The McGrath Point


Contains spoilers for the first few episodes of Lost and Firefly.

Denis McGrath is off to Los Angeles. Possibly for good. And his blog, in its current format at least, is going into the long archive.

So as we bid him farewell or au revoir, I want to share something that he brought to my attention many years ago. He called it the commit moment. I think the McGrath Point is catchier.

And, hey, my blog.

It’s the moment when you’re watching a TV show, and you sit up, and you think: I have never seen that before. The moment when you think, I’m in. I’m committed. I’m going to watch the rest of this now.

I work with people who read unsolicited scripts. A lot of unsolicited scripts. And, when asked what it is that makes a script stand out, makes it irresistible, makes them want to meet the writer and find out more about them and their craft, they all say the same thing:

Show me something I’ve never seen before.

Might be a character. Might be a world. Might be a moment. But always, it’s something new.

Which brings us to the McGrath Point.

In his original post on the matter, Denis talks about Walkabout, the fourth episode of Lost, and the moment at the end where we realise that Locke, in his previous life, was in a wheelchair.

The title itself hides the mystery in plain view. It’s a twist that not only puts an entirely new spin on every scene in the episode, it reveals new facts about the island, and the rules of the world.

One moment in the script that makes you think: I’ve never seen that before.

Joss Whedon does this magnificently in both of the pilots for Firefly.

Towards the end of the first episode, our heroes have been betrayed by their allies. Meanwhile on the ship, a hostage situation has developed. A bad guy has River at gunpoint. She’s dead unless the captain does what he says, gives him a ticket out.

And we know how this goes, we’ve seen it a dozen times before. The hero walks in. There’s a negotiation. Bad guy uses his hostage to get away, then does something foolish (usually breaking a promise) resulting in his downfall.

Not here. Mal walks in, shoots the bad guy in the face without breaking stride and the still-warm corpse is unceremoniously dumped out the back of the ship in a well-rehearsed manoeuvre.

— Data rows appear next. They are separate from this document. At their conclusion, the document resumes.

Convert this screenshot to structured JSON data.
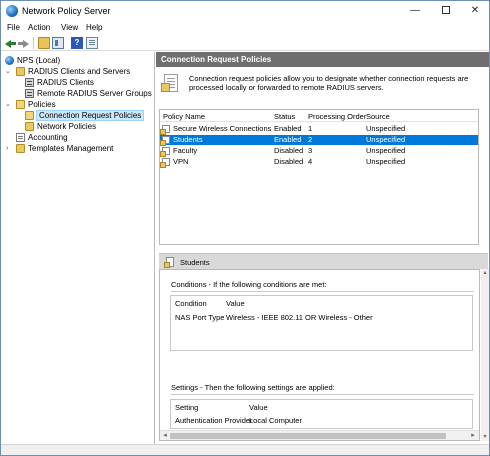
{
  "window": {
    "title": "Network Policy Server",
    "controls": {
      "minimize": "—",
      "close": "✕"
    }
  },
  "menu": {
    "items": [
      {
        "label": "File"
      },
      {
        "label": "Action"
      },
      {
        "label": "View"
      },
      {
        "label": "Help"
      }
    ]
  },
  "toolbar": {
    "help": "?"
  },
  "tree": {
    "root": "NPS (Local)",
    "radius_clients_servers": "RADIUS Clients and Servers",
    "radius_clients": "RADIUS Clients",
    "remote_groups": "Remote RADIUS Server Groups",
    "policies": "Policies",
    "connection_request_policies": "Connection Request Policies",
    "network_policies": "Network Policies",
    "accounting": "Accounting",
    "templates": "Templates Management",
    "expand_open": "⌄",
    "expand_closed": "›"
  },
  "main": {
    "header": "Connection Request Policies",
    "description": "Connection request policies allow you to designate whether connection requests are processed locally or forwarded to remote RADIUS servers.",
    "columns": [
      "Policy Name",
      "Status",
      "Processing Order",
      "Source"
    ],
    "rows": [
      {
        "name": "Secure Wireless Connections",
        "status": "Enabled",
        "order": "1",
        "source": "Unspecified"
      },
      {
        "name": "Students",
        "status": "Enabled",
        "order": "2",
        "source": "Unspecified"
      },
      {
        "name": "Faculty",
        "status": "Disabled",
        "order": "3",
        "source": "Unspecified"
      },
      {
        "name": "VPN",
        "status": "Disabled",
        "order": "4",
        "source": "Unspecified"
      }
    ],
    "selected_row": 1
  },
  "details": {
    "title": "Students",
    "conditions_title": "Conditions - If the following conditions are met:",
    "conditions_columns": [
      "Condition",
      "Value"
    ],
    "conditions": [
      {
        "condition": "NAS Port Type",
        "value": "Wireless - IEEE 802.11 OR Wireless - Other"
      }
    ],
    "settings_title": "Settings - Then the following settings are applied:",
    "settings_columns": [
      "Setting",
      "Value"
    ],
    "settings": [
      {
        "setting": "Authentication Provider",
        "value": "Local Computer"
      }
    ],
    "scroll": {
      "left": "◂",
      "right": "▸",
      "up": "▴",
      "down": "▾"
    }
  }
}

Right there. Something I’d never seen before. Something that made me certain I was going to watch the rest of this series.

And he does absolutely the same in the next episode, The Train Job. Big Evil Henchman has been defeated, is captured. And Mal offers to set him free. And he does the Big Evil Henchman speech, the I-will-track-you-down-and-kill-you-all one.

So Mal kicks him into the (running) engine of the spaceship. The next henchman is much more reasonable.

It just takes one moment that you haven’t seen before to make a script great.


2 responses to “The McGrath Point”

  1. I think Nathan Fillion can do anything really. Are going to argue? Nope – we don’t want to end up in the engine of a Firefly! Wonder if that clogged it up at all…..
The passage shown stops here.